Listening involves so much more than simply not talking. It's a matter of understanding your client, giving him or her your full attention and making your customer feel important. To know if your listening skills are up to par, ask yourself these questions: Does my mind wander when I'm listening? If so, how do I bring it back? Do I make silent judgments about the other person? Am I thinking of what I am going to say next, or am I truly listening? Is the other person talking more than I am? Your honest answers will help determine how your listening skills can be improved.

Once you listen attentively, you need to let your customers know that you care about their situation. Do this by asking open-ended questions and interjecting “come-on” statements, such as “I see,” “I understand,” “Oh, really,” etc. When listening, always remember the old saying, “They don't care how much you know until they know how much you care.” Live by those words to create customer loyalty.

Use humor. One of the quickest ways to build rapport is through humor. A good joke or funny story eases tension and breaks down mental barriers. It also shows customers your softer, more human side.

When you get people to laugh with you, you've formed an instant bond. The fact that you were both able to let down your guard and laugh brings you closer together and lays the groundwork for a future relationship. That bond tells customers, “We're in this together.”

If you don't think you're a natural comic, you can still use humor to strengthen your customer relationships. Write down good jokes or funny stories as you hear them. You don't need to have a guffaw, but adding humor within your comfort zone establishes a connection. Don't be afraid to let your funny side show.

Keep a positive attitude. When you're positive and upbeat, people naturally want to be around you and do business with you. Unfortunately, in today's world, seeds of negativity are all around us, from traffic jams to 50-plus-hour workweeks. How we choose to look at those situations, however, determines not only our own mood but also our customer's mood.

When you look at any situation in a positive light, everything around you becomes positive as well. Your mind-set also shifts from negative to positive, which in turn tricks your body into feeling more alert, more alive and more stress-free. Even more important, your positive attitude rubs off on others, creating a more harmonious environment for your customers.

This doesn't mean you can never have a bad or stressful day. It simply means you can't show your customers the kind of day you're having. Rather than complain about all your daily woes, keep a lift in your voice, offer a kind word and act as if everything is great. Before you know it, your body responds in a positive manner, and everything does turn out great.

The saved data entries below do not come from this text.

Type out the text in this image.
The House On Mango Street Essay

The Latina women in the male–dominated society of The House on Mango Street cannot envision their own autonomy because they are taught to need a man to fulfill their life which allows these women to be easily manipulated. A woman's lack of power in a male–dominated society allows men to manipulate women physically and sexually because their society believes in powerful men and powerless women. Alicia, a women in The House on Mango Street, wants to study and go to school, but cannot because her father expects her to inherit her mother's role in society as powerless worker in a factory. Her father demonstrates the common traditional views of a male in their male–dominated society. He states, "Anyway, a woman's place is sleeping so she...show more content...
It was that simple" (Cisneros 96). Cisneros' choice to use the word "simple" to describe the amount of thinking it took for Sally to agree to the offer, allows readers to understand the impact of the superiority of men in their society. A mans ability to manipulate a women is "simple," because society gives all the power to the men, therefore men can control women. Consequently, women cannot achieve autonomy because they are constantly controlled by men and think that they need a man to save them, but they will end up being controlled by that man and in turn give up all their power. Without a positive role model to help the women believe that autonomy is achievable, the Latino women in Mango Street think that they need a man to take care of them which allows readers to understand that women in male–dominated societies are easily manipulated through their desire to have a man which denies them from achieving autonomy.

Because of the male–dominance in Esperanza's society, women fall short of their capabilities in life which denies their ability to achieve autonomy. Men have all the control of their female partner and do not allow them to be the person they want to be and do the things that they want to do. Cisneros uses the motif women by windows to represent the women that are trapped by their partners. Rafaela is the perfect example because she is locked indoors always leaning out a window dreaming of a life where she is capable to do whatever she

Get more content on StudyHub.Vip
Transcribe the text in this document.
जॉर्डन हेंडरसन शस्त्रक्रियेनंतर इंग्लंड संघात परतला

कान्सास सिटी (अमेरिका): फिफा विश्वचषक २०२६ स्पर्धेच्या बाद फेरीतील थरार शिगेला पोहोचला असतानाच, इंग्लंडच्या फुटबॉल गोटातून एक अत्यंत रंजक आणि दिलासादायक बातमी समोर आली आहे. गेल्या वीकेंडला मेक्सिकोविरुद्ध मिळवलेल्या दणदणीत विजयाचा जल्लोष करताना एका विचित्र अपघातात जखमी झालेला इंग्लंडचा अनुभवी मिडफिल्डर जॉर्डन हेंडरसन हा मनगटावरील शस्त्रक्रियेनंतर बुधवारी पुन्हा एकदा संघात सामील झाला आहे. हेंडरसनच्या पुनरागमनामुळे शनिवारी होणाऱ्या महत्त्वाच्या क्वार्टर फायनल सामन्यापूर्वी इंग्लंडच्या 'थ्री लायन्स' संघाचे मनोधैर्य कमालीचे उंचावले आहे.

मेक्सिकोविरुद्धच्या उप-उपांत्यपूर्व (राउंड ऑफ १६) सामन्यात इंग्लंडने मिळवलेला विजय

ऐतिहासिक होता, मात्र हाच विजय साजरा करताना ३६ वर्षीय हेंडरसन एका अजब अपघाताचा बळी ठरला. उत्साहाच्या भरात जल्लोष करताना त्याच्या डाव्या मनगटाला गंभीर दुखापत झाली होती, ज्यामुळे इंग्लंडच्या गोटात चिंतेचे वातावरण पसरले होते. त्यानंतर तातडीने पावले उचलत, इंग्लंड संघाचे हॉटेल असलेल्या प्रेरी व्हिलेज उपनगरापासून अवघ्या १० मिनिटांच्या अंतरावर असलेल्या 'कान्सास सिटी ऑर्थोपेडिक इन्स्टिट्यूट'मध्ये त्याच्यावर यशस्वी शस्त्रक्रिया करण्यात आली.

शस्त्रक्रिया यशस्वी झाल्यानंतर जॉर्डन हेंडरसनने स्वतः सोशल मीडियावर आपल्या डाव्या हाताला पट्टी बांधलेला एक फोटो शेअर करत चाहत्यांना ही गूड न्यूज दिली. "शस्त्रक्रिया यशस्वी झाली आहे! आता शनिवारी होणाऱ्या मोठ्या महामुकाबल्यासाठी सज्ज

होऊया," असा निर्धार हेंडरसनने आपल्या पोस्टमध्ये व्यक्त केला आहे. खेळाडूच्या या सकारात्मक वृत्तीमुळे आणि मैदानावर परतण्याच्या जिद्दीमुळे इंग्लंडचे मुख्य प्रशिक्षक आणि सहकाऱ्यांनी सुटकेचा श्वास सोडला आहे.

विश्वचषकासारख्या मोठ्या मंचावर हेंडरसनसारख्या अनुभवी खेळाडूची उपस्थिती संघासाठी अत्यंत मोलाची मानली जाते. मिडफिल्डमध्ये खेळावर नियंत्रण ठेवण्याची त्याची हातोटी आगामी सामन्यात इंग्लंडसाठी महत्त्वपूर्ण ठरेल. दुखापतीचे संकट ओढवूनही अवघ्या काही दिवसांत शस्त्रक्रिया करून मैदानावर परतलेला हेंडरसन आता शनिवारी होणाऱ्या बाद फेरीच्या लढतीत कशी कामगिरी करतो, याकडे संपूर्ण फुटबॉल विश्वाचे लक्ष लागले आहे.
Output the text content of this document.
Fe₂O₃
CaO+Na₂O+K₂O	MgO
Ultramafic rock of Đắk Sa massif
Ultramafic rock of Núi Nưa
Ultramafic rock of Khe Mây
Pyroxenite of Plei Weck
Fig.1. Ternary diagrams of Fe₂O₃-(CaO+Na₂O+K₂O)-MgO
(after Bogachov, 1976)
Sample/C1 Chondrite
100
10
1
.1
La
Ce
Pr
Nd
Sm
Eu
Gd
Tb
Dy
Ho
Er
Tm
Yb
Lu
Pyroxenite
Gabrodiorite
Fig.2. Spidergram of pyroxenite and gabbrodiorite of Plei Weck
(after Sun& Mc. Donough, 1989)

Treat customers like family. Your customers want to know that you have their best interests at heart. They want to sense a “we're-in-this-together” attitude. You can easily accomplish this by being genuinely happy and excited to talk with them.

When speaking with your customers, add emotion to your voice and give them your undivided attention. A good idea is to keep notes on customers who routinely visit you. Record things such as birthdays — theirs as well as their spouse's or child's, anniversaries, recent vacations, illnesses and anything else personal that they share. Before meeting with your customer, review your notes and begin your conversation as if you were talking to a dear friend or family member. Ask about the recent trip, the children or even the recent illness. Your customers will be impressed with your concern for them, and you'll quickly surpass their expectations for individualized service.

Since on average only 60 percent of your satisfied customers do business with you again, you need to improve continually your customer relations skills and build rapport with each and every person who walks through your door. You need to give every satisfied customer a reason to come back, while enticing new prospects to do business with you in the first place.

When you go beyond customer satisfaction and create true customer loyalty, you develop long-term relationships, which lead to increased profits. The end result is customers who love you and a business that grows and thrives.